Satellite-based internet is, however, not a panacea, as the PRC is already updating its censorship tactics and deploying its own satellite internet infrastructure to meet the challenge.

"Nevertheless, shifting to this model for internet dissemination would impose significant cost on the PRC's censorship apparatus by forcing it to police a much more decentralized telecommunications infrastructure environment," the authors write.

Both the Department of State and the Department of Commerce should look much more closely at challenges from Chinese censorship and act on these, the authors say. For example, State should more aggressively "expand and improve upon U.S. public diplomacy efforts in China and provide objective reporting on misconduct and misgovernment by the Party-state," they recommend. "Moreover, elements of the U.S. intelligence community should deepen avenues for sharing information on tactics, techniques, and procedures" used by state-backed hacking groups. The authors singled out China's DRAGONBRIDGE "advanced persistent threat" (APT) group that specializes in information operations. It is also known as Spamouflage Dragon.

Other proposed countermeasures included: Restrict the transfer of data, hardware, software, and expertise used to support next generation censorship tools and other inputs such as data used to train machine learning models.

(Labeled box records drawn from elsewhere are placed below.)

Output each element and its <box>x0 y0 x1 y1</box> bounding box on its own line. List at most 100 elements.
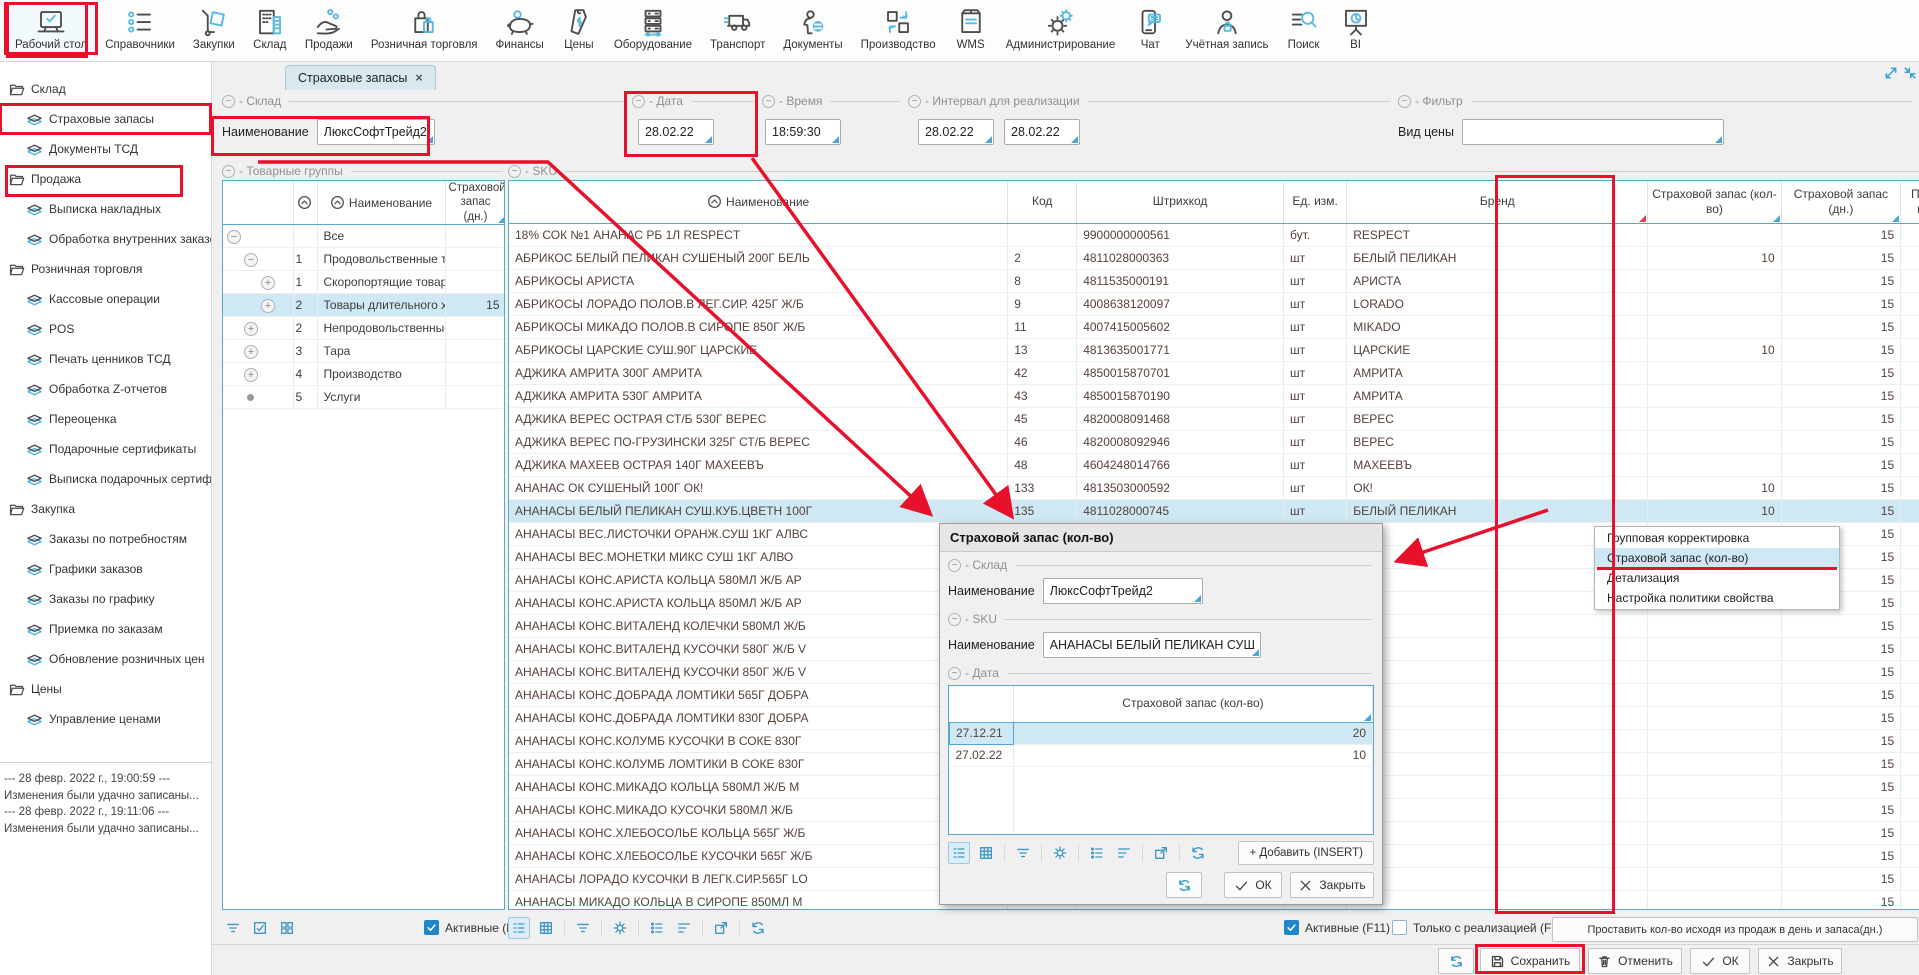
expand-node-icon[interactable]: + <box>261 299 275 313</box>
sidebar-item[interactable]: Кассовые операции <box>0 284 211 314</box>
warehouse-name-input[interactable] <box>317 119 435 145</box>
sku-row[interactable]: АДЖИКА ВЕРЕС ОСТРАЯ СТ/Б 530Г ВЕРЕС45482… <box>509 407 1919 430</box>
days-column-header[interactable]: Страховой запас (дн.) <box>445 181 505 225</box>
sku-row[interactable]: АБРИКОСЫ ЦАРСКИЕ СУШ.90Г ЦАРСКИЕ13481363… <box>509 338 1919 361</box>
numbered-list-icon[interactable] <box>1086 842 1108 864</box>
sidebar-folder[interactable]: Цены <box>0 674 211 704</box>
sidebar-item[interactable]: Заказы по потребностям <box>0 524 211 554</box>
checkbox-active-f11[interactable]: Активные (F11) <box>1284 920 1390 935</box>
column-header[interactable]: Наименование <box>509 181 1008 223</box>
sidebar-item[interactable]: Приемка по заказам <box>0 614 211 644</box>
column-header[interactable]: Страховой запас (дн.) <box>1781 181 1901 223</box>
toolbar-item-catalogs[interactable]: Справочники <box>96 4 184 53</box>
sku-row[interactable]: АБРИКОС БЕЛЫЙ ПЕЛИКАН СУШЕНЫЙ 200Г БЕЛЬ2… <box>509 246 1919 269</box>
dialog-date-row[interactable]: 27.12.2120 <box>950 722 1373 744</box>
interval-to-input[interactable] <box>1004 119 1080 145</box>
toolbar-item-purchases[interactable]: Закупки <box>184 4 244 53</box>
toolbar-item-administration[interactable]: Администрирование <box>997 4 1125 53</box>
sku-row[interactable]: 18% СОК №1 АНАНАС РБ 1Л RESPECT990000000… <box>509 223 1919 246</box>
collapse-icon[interactable]: − <box>762 95 775 108</box>
restore-icon[interactable] <box>1903 66 1917 80</box>
close-button[interactable]: Закрыть <box>1758 948 1842 974</box>
sku-row[interactable]: АДЖИКА АМРИТА 530Г АМРИТА434850015870190… <box>509 384 1919 407</box>
add-insert-button[interactable]: + Добавить (INSERT) <box>1238 841 1374 865</box>
gear-icon[interactable] <box>609 917 631 939</box>
date-input[interactable] <box>638 119 714 145</box>
goods-group-row[interactable]: +4Производство <box>223 363 505 386</box>
toolbar-item-production[interactable]: Производство <box>852 4 945 53</box>
column-header[interactable]: Штрихкод <box>1077 181 1284 223</box>
price-type-input[interactable] <box>1462 119 1724 145</box>
context-menu-item[interactable]: Групповая корректировка <box>1595 528 1839 548</box>
sidebar-item[interactable]: Обработка Z-отчетов <box>0 374 211 404</box>
dialog-refresh-button[interactable] <box>1166 872 1202 898</box>
collapse-icon[interactable]: − <box>508 165 521 178</box>
time-input[interactable] <box>765 119 841 145</box>
column-header[interactable]: Бренд <box>1347 181 1648 223</box>
goods-group-row[interactable]: +1Скоропортящие товары <box>223 271 505 294</box>
sidebar-item[interactable]: Переоценка <box>0 404 211 434</box>
sort-list-icon[interactable] <box>1113 842 1135 864</box>
sync-icon[interactable] <box>747 917 769 939</box>
column-header[interactable]: Страховой запас (кол-во) <box>1648 181 1781 223</box>
goods-group-row[interactable]: +2Непродовольственные т <box>223 317 505 340</box>
table-icon[interactable] <box>535 917 557 939</box>
list-icon[interactable] <box>948 842 970 864</box>
fill-quantity-button[interactable]: Проставить кол-во исходя из продаж в ден… <box>1552 917 1918 942</box>
collapse-icon[interactable]: − <box>1398 95 1411 108</box>
refresh-button[interactable] <box>1438 948 1474 974</box>
dialog-title[interactable]: Страховой запас (кол-во) <box>940 524 1382 552</box>
toolbar-item-transport[interactable]: Транспорт <box>701 4 774 53</box>
gear-icon[interactable] <box>1049 842 1071 864</box>
sidebar-item[interactable]: Печать ценников ТСД <box>0 344 211 374</box>
collapse-icon[interactable]: − <box>222 95 235 108</box>
maximize-icon[interactable] <box>1884 66 1898 80</box>
sidebar-folder[interactable]: Продажа <box>0 164 211 194</box>
expand-node-icon[interactable]: + <box>244 322 258 336</box>
export-icon[interactable] <box>1150 842 1172 864</box>
ok-button[interactable]: ОК <box>1690 948 1750 974</box>
select-icon[interactable] <box>249 917 271 939</box>
sidebar-item[interactable]: Заказы по графику <box>0 584 211 614</box>
collapse-icon[interactable]: − <box>222 165 235 178</box>
interval-from-input[interactable] <box>918 119 994 145</box>
sidebar-item[interactable]: Выписка накладных <box>0 194 211 224</box>
toolbar-item-equipment[interactable]: Оборудование <box>605 4 701 53</box>
toolbar-item-chat[interactable]: Чат <box>1124 4 1176 53</box>
date-cell[interactable]: 27.12.21 <box>950 722 1014 744</box>
sidebar-item[interactable]: POS <box>0 314 211 344</box>
sort-header[interactable] <box>293 181 317 225</box>
sku-row[interactable]: АДЖИКА ВЕРЕС ПО-ГРУЗИНСКИ 325Г СТ/Б ВЕРЕ… <box>509 430 1919 453</box>
sku-row[interactable]: АДЖИКА АМРИТА 300Г АМРИТА424850015870701… <box>509 361 1919 384</box>
context-menu-item[interactable]: Настройка политики свойства <box>1595 588 1839 608</box>
goods-group-row[interactable]: −Все <box>223 225 505 248</box>
sidebar-item[interactable]: Обработка внутренних заказов <box>0 224 211 254</box>
toolbar-item-warehouse[interactable]: Склад <box>244 4 296 53</box>
expand-node-icon[interactable]: + <box>244 345 258 359</box>
column-header[interactable]: Код <box>1008 181 1077 223</box>
export-icon[interactable] <box>710 917 732 939</box>
filter-icon[interactable] <box>222 917 244 939</box>
collapse-icon[interactable]: − <box>948 667 961 680</box>
toolbar-item-search[interactable]: Поиск <box>1278 4 1330 53</box>
sku-row[interactable]: АБРИКОСЫ МИКАДО ПОЛОВ.В СИРОПЕ 850Г Ж/Б1… <box>509 315 1919 338</box>
dialog-sku-input[interactable] <box>1043 632 1261 658</box>
qty-cell[interactable]: 10 <box>1014 744 1373 766</box>
sort-list-icon[interactable] <box>673 917 695 939</box>
toolbar-item-documents[interactable]: Документы <box>774 4 851 53</box>
toolbar-item-desktop[interactable]: Рабочий стол <box>6 4 96 53</box>
qty-column-header[interactable]: Страховой запас (кол-во) <box>1014 686 1373 722</box>
sidebar-folder[interactable]: Закупка <box>0 494 211 524</box>
collapse-icon[interactable]: − <box>908 95 921 108</box>
sidebar-item[interactable]: Подарочные сертификаты <box>0 434 211 464</box>
sync-icon[interactable] <box>1187 842 1209 864</box>
expand-node-icon[interactable]: + <box>261 276 275 290</box>
dialog-date-row[interactable]: 27.02.2210 <box>950 744 1373 766</box>
grid-icon[interactable] <box>276 917 298 939</box>
context-menu-item[interactable]: Страховой запас (кол-во) <box>1595 548 1839 568</box>
sidebar-item[interactable]: Графики заказов <box>0 554 211 584</box>
goods-group-row[interactable]: +2Товары длительного хра15 <box>223 294 505 317</box>
cancel-button[interactable]: Отменить <box>1588 948 1682 974</box>
dialog-warehouse-input[interactable] <box>1043 578 1203 604</box>
collapse-node-icon[interactable]: − <box>244 253 258 267</box>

The U.S. should issue a public advisory list of Chinese companies that support state censorship, including their subsidiaries or shell companies: "Doing so will greatly assist due diligence by U.S.-based technology firms and will enable them to avoid inadvertently supporting China's censorship regime," the authors said.

They also advocated for greater federal funding of Internet archive services, such as the Wayback Machine, and increasing the budget of grant-making agencies that support scholars and journalists hit by "entry bans" to China so they can continue to work on uncovering vital information.

The report noted that online searches for information from outside China were heavily censored, citing a report in 2023 by researchers at the University of Toronto's Citizen Lab that found 60,000 unique ways to partially or totally censor search results across Chinese media and technology platforms Baidu, Baidu Zhidao, Bilibili, Microsoft Bing, Douyin, Jingdong, Sogou, and Weibo.

"Independent journalism and scholarly research have been central to undermining PRC censorship of sensitive topics, ranging from the 2019 prodemocracy protests in Hong Kong to the CCP's mistreatment of Uyghurs in Xinjiang. Accordingly, the United States can support these efforts by increasing funding for scholarships and grants for research related to China as well as facilitating broader access to resources such as archives," they write.